Sparsely-Gated Mixture-of-Experts (MoE) has been a successful approach for scaling multilingual translation models to billions of parameters without a proportional increase in training computation. These models, however, are prohibitively large for serving deployment and there is no easy way to extract a sub-network to decode for a particular language pair. This work proposes improved strategies to route MoE models by tasks instead of tokens, thus enabling separation of network structures at decoding time while enjoying the benefits of scale and task sharing at training time. We compare routing strategies at multiple levels (token, sentence, task) in both, the encoder and the decoder, and conduct extensive experiments on two benchmarks: the public WMT dataset of 30 language pairs and an in-house web-scale dataset of 200 language pairs. On WMT, with a Transformer base model with 32 experts, our task-level MoE outperforms the best performing token-level MoE model by +1.0 BLEU on average over all language pairs. When scaling up to Transformer big model with 128 experts on the large-scale massively multilingual benchmark, our task-level MoE is competitive with token-level MoE while being able to reduce the decoder model size by a factor of 32.34 and increase peak throughput by 2.6 times at inference.

1. INTRODUCTION

Scaling up neural network models has recently received great attention, given the significant quality improvements in a variety of areas such as natural language understanding (Raffel et al., 2019; Brown et al., 2020) and multilingual machine translation (Huang et al., 2019; Lepikhin et al., 2020) . While training massive models on large amounts of data can almost guarantee improved quality, there are two factors affecting their practicality and applicability: (1) training efficiency and (2) inference efficiency.
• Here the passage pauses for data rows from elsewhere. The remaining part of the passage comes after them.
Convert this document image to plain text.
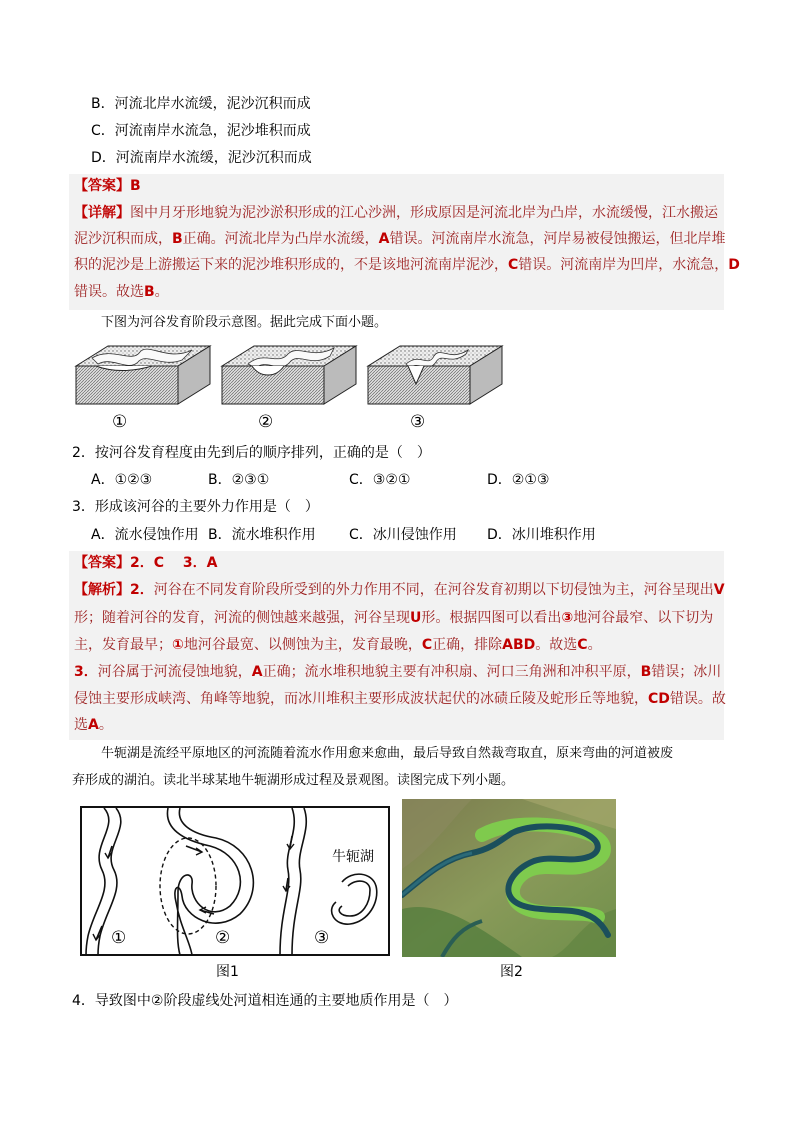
B．河流北岸水流缓，泥沙沉积而成
C．河流南岸水流急，泥沙堆积而成
D．河流南岸水流缓，泥沙沉积而成
【答案】B
【详解】图中月牙形地貌为泥沙淤积形成的江心沙洲，形成原因是河流北岸为凸岸，水流缓慢，江水搬运
泥沙沉积而成，B正确。河流北岸为凸岸水流缓，A错误。河流南岸水流急，河岸易被侵蚀搬运，但北岸堆
积的泥沙是上游搬运下来的泥沙堆积形成的，不是该地河流南岸泥沙，C错误。河流南岸为凹岸，水流急，D
错误。故选B。
下图为河谷发育阶段示意图。据此完成下面小题。
①	②	③
2．按河谷发育程度由先到后的顺序排列，正确的是（　）
A．①②③	B．②③①	C．③②①	D．②①③
3．形成该河谷的主要外力作用是（　）
A．流水侵蚀作用 B．流水堆积作用 C．冰川侵蚀作用 D．冰川堆积作用
【答案】2．C　 3．A
【解析】2．河谷在不同发育阶段所受到的外力作用不同，在河谷发育初期以下切侵蚀为主，河谷呈现出V
形；随着河谷的发育，河流的侧蚀越来越强，河谷呈现U形。根据四图可以看出③地河谷最窄、以下切为
主，发育最早；①地河谷最宽、以侧蚀为主，发育最晚，C正确，排除ABD。故选C。
3．河谷属于河流侵蚀地貌，A正确；流水堆积地貌主要有冲积扇、河口三角洲和冲积平原，B错误；冰川
侵蚀主要形成峡湾、角峰等地貌，而冰川堆积主要形成波状起伏的冰碛丘陵及蛇形丘等地貌，CD错误。故
选A。
牛轭湖是流经平原地区的河流随着流水作用愈来愈曲，最后导致自然裁弯取直，原来弯曲的河道被废
弃形成的湖泊。读北半球某地牛轭湖形成过程及景观图。读图完成下列小题。
牛轭湖
①	②	③
图1	图2
4．导致图中②阶段虚线处河道相连通的主要地质作用是（　）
Large dense models are often prohibitively compute-intensive to train, with some models requiring TFlops-days of compute (Brown et al., 2020) . A recent line of work has proposed sparsely-gated Mixture-of-Experts (MoE) layers as an efficient alternative to dense models (Shazeer et al., 2017; Lepikhin et al., 2020; Riabinin & Gusev, 2020) in order to address training efficiency limitations. In a vanilla sparsely-gated MoE model each token of the input sequence activates a different subset of the experts, hence the computation cost per token becomes only proportional to the size of the activated sub-network. However, they fail to meet requirements on inference efficiency. Consider a long sequence where each token of the sequence activates a disjoint subset of available experts. From a practical standpoint, the inference trace of the full sequence spans several experts independently for every token, resulting in an independent pathway for each token. Although this is a desired property adding flexibility to the model and increasing its capacity, it becomes prohibitive for inference for the following reasons: The model parameters in these large models are beyond the memory limit of a single accelerator, and require model parallelism to shard them across a cluster of devices during inference. For models with MoE Layers, the input token would be dynamically routed to different experts allocated to different devices. This further adds communication cost across devices to the overall serving cost. Moreover, due to the sequential nature of the autoregressive decoding (Kasai et al., 2020; Chen et al., 2018) , the added communication cost from model parallel decoders gets multiplied by the number of decoding steps. To add to this, serving MoE models efficiently requires batching a large number of input tokens together, otherwise only a subset of the MoE network will be activated leading to device under-utilization.